Perry Como was crooning from a CD player in the corner of the room, “Oh come all ye faithful, joyful and triumphant…” Enveloped in the song, I was taken back to another place and time. A three-year old me watched Mr. Rogers change his shoes inside of the black and white magical box in our living room. From the kitchen, Mom was humming along with Perry, then singing along with, “Oh come let us adore him…” Her voice clear and beautiful made me feel warm, I was safe and happy. All was well in my little three-year-old world…
I was brought back to the present by the realization that tears were streaming down my face, dripping off my chin. I tasted the salt as I licked at tears that ran past the corner of my mouth. Across the table sat a lady who often recognized me, in her mind, as a dear friend from long ago, which made me very happy to live in her reality. Smiling widely, she held up her last pickle, “Take it. I’ve had plenty. They’re just so good!” The gesture was so sweet. I fought for composure, “You go ahead. I know they’re your favorite.” I made eye contact with my quiet friend to the left, as I spooned more meat for her. I saw her compassion. She knew. She read me. I was caught. I tried to smile to prove that I was ok. Her eyes told me she wasn’t buying it. So, I let the river flow, and was thankful that my back was to the rest of the room, and that only the two of us knew that I was crying.

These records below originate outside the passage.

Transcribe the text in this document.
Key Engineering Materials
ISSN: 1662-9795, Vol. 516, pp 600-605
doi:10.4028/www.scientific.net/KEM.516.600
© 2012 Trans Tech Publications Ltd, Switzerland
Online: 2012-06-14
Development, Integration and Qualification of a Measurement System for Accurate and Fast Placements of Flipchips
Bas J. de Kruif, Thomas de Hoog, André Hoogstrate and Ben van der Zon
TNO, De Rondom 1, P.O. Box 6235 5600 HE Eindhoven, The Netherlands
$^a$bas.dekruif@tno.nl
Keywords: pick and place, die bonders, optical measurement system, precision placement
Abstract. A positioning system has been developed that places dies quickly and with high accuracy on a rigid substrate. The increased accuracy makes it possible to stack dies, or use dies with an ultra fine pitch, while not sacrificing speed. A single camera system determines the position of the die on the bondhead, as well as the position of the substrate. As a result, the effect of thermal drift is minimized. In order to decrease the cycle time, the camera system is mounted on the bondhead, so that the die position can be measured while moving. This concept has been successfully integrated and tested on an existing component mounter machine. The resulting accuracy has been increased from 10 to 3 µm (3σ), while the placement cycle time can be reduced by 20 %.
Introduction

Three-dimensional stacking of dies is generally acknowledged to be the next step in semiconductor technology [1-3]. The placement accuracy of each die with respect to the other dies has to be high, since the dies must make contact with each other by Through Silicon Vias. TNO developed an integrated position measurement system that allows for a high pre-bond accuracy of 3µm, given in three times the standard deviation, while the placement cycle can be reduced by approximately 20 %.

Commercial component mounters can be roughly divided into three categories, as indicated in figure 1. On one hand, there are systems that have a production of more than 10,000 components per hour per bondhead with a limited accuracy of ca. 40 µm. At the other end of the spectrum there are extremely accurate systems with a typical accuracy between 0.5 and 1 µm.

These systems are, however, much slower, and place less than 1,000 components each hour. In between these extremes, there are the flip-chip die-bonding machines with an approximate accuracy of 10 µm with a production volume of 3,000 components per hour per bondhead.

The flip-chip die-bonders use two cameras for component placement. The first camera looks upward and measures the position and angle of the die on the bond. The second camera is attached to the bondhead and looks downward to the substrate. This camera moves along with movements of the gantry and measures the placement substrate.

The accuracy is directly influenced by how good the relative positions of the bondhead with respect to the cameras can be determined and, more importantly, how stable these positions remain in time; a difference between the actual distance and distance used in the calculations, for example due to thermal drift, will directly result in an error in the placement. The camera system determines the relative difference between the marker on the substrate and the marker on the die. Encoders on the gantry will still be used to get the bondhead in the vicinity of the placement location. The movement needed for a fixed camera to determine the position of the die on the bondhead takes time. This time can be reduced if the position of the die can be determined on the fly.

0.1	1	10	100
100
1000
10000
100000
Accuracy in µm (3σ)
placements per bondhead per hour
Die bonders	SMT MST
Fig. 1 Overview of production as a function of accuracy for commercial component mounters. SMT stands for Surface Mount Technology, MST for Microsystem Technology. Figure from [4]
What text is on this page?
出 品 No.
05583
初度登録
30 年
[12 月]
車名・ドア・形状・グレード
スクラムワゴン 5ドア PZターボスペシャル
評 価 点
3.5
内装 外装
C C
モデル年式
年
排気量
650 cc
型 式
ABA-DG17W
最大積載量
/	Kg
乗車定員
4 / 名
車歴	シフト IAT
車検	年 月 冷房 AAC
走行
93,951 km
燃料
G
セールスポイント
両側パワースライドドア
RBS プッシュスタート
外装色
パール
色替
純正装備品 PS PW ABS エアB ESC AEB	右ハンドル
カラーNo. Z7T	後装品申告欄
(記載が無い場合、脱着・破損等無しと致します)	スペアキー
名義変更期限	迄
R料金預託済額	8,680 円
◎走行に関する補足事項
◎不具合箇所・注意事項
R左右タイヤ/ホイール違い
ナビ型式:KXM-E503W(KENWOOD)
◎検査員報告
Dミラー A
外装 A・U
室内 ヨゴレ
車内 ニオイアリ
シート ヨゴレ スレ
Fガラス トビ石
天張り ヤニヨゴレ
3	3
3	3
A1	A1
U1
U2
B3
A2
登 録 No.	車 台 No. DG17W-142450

I turned my attention to the spicy little doll face to my right, offering her more spaghetti. She had no interest and began to tug at the terry-cloth clothing protector around her neck. I tried to stop her, “Don’t you want to keep that on, in case something spills? You don’t want to ruin your beautiful outfit.” Loud and proud she proclaimed, “No I don’t want to wear this thing! I’m just trying to be sexy.” She had me. I shook my head and smiled. What could I possibly say to that? I wanted to applaud her and her jet-black hair! Under my breath I muttered, “Of course you are. You are bringing sexy back.” I made a last-ditch attempt at getting her to take something, “One more drink of your chocolate milk. You love chocolate milk.” There was no stopping her, “Let’s get out of here and find a real drink!” I knew that I’d been beat, so I wheeled her out, “Lets go see what kind of trouble you can stir up out here.”
After finding her a spot where she would be entertained, or rather, where she would entertain everyone within hearing distance, I headed for my office and the privacy it would afford me. The roller coaster ride I had just experienced had my head reeling, and I supposed I was due for a cry. The first Christmas without Mama was only three days away. Instead of my office, I wandered outside. The cold air felt good on my face. I was still shaken by the unexpected visitation of the FIRST Christmas I could remember with my mom, so I walked. As I walked, I wondered what kind of Christmas songs Mom was singing in heaven. Is Christmas a thing there? It’s probably an all the time thing there. Does she remember? Does she see me? Does she know me? My need for her and the comfort of her voice drew me back into that memory. Free to take it all in, I indulged myself, savoring every detail, the smell of baking, the smell of her, the sound of her voice calling me “honey”, her stunning beauty, the feel of the perfect soft skin of her cheek against mine. It was a pristine memory, and as I relived it again untethered, it became a treasure that made me smile through a few more tears. She had given me a Christmas gift long ago, and in the cool of that day walking through the parking lot, I opened it. So much more than a memory, it was pure comfort and joy!